In contrast to her twin, Stella Vignes is a calm, practical, studious child who often accepts the ways she’s duty-bound to her mother and her town. Because she is quieter than Desiree, she is a bit more difficult to know and is often overshadowed by her louder sister. Stella dreams of being a schoolteacher rather than an actress, a dream that’s thwarted when she has to leave school to help her family earn money. When Stella and Desiree witness their father’s lynching, it’s Stella who nearly cries out in terror, and in that moment, Desiree has the first inkling that her sister might be unknowable, that she might do something that Desiree couldn’t predict. Their father’s death is what sets into motion Stella’s impulse to separate from her sister. While Desiree convinces Stella to leave their mother and Mallard, it’s Stella who decides to disappear entirely, metaphorically killing her Black self to live her life as a white woman. 

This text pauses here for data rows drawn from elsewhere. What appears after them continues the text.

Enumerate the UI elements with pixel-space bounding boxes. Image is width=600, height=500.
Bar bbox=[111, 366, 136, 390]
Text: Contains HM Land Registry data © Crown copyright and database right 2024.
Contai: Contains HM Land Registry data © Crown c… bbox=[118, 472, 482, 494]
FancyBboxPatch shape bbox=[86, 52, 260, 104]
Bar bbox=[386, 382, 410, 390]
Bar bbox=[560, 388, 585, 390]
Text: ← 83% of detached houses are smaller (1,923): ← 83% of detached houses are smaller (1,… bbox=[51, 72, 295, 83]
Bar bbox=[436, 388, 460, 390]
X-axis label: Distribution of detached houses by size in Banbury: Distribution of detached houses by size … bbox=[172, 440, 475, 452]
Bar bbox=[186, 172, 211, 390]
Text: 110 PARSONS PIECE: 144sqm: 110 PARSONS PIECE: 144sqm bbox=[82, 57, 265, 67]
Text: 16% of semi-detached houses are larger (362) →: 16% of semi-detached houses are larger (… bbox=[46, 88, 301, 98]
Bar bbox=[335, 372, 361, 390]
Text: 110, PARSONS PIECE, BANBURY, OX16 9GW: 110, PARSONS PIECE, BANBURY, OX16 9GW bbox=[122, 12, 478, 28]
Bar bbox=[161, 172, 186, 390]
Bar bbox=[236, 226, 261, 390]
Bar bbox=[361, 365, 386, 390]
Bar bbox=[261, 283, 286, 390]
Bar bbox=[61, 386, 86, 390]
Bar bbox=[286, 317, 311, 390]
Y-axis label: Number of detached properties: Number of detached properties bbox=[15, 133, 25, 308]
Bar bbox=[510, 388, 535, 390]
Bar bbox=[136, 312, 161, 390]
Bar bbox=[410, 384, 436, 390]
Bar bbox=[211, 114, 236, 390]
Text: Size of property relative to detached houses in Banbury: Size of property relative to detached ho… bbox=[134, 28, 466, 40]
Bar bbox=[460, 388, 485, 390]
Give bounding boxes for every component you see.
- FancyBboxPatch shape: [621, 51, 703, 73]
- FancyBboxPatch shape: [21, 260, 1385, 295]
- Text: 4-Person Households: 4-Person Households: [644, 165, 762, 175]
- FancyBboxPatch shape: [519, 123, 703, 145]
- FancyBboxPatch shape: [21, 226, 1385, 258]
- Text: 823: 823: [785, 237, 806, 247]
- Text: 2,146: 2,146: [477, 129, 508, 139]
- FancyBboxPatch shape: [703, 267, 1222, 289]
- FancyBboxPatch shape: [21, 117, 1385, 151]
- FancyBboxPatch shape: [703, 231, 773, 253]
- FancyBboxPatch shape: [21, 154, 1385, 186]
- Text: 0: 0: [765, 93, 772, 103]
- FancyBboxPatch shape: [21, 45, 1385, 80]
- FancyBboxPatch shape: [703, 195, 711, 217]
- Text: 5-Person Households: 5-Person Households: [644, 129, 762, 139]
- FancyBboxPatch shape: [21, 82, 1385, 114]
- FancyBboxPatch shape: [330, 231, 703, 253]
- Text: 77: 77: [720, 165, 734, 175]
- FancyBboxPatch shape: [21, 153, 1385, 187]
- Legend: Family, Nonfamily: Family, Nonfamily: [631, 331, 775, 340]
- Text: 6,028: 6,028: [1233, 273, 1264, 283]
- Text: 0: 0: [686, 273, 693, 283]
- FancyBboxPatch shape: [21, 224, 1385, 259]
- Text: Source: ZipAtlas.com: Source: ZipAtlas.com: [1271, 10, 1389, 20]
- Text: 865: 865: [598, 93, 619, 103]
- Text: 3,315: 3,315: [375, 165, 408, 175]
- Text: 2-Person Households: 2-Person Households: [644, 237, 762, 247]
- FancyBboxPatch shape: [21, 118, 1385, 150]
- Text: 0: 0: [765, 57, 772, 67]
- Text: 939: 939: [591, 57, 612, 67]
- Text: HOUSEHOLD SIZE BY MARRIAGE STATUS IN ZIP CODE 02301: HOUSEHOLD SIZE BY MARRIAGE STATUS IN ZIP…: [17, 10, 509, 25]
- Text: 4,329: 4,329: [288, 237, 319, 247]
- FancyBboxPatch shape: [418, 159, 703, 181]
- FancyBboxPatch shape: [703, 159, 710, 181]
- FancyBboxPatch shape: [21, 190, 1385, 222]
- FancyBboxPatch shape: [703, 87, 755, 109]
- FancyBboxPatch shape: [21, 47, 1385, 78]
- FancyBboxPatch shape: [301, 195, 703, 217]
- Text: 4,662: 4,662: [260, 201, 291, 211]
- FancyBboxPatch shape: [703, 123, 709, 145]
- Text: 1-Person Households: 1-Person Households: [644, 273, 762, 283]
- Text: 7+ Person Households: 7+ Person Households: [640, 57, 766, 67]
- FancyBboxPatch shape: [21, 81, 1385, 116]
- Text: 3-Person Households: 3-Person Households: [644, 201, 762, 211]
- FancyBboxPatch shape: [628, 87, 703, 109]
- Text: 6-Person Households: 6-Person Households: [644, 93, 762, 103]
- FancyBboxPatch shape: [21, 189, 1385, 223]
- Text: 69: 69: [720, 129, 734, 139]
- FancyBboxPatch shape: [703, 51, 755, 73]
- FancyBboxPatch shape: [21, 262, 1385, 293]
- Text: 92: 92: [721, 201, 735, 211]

In passing as white, Stella finds herself filled with homesickness, fear of being discovered, and a profound sense of alienation. Though she believed that there was freedom in whiteness, her performance of whiteness in many ways constricts her life. She is unable to connect authentically with those closest to her—her daughter and her husband—and she longs for the life and sister she left behind. Stella often wields the power of white privilege as a means of protecting her false self, such as when she attempts to prevent the Black Walker family from moving into her neighborhood, when she accuses Reggie Walker of being inappropriate with her, and when she slights her niece Jude to her husband, Blake, in attempt to discredit her. These acts fill her with shame, but it’s these acts of betraying other Black people that make Stella truly feel white. After living as a white woman her entire adult life, Stella is unable to return to Mallard. While it was her sister who wanted to be an actress, Stella is the one who becomes stuck in a performance, one that costs her any chance of an authentic life.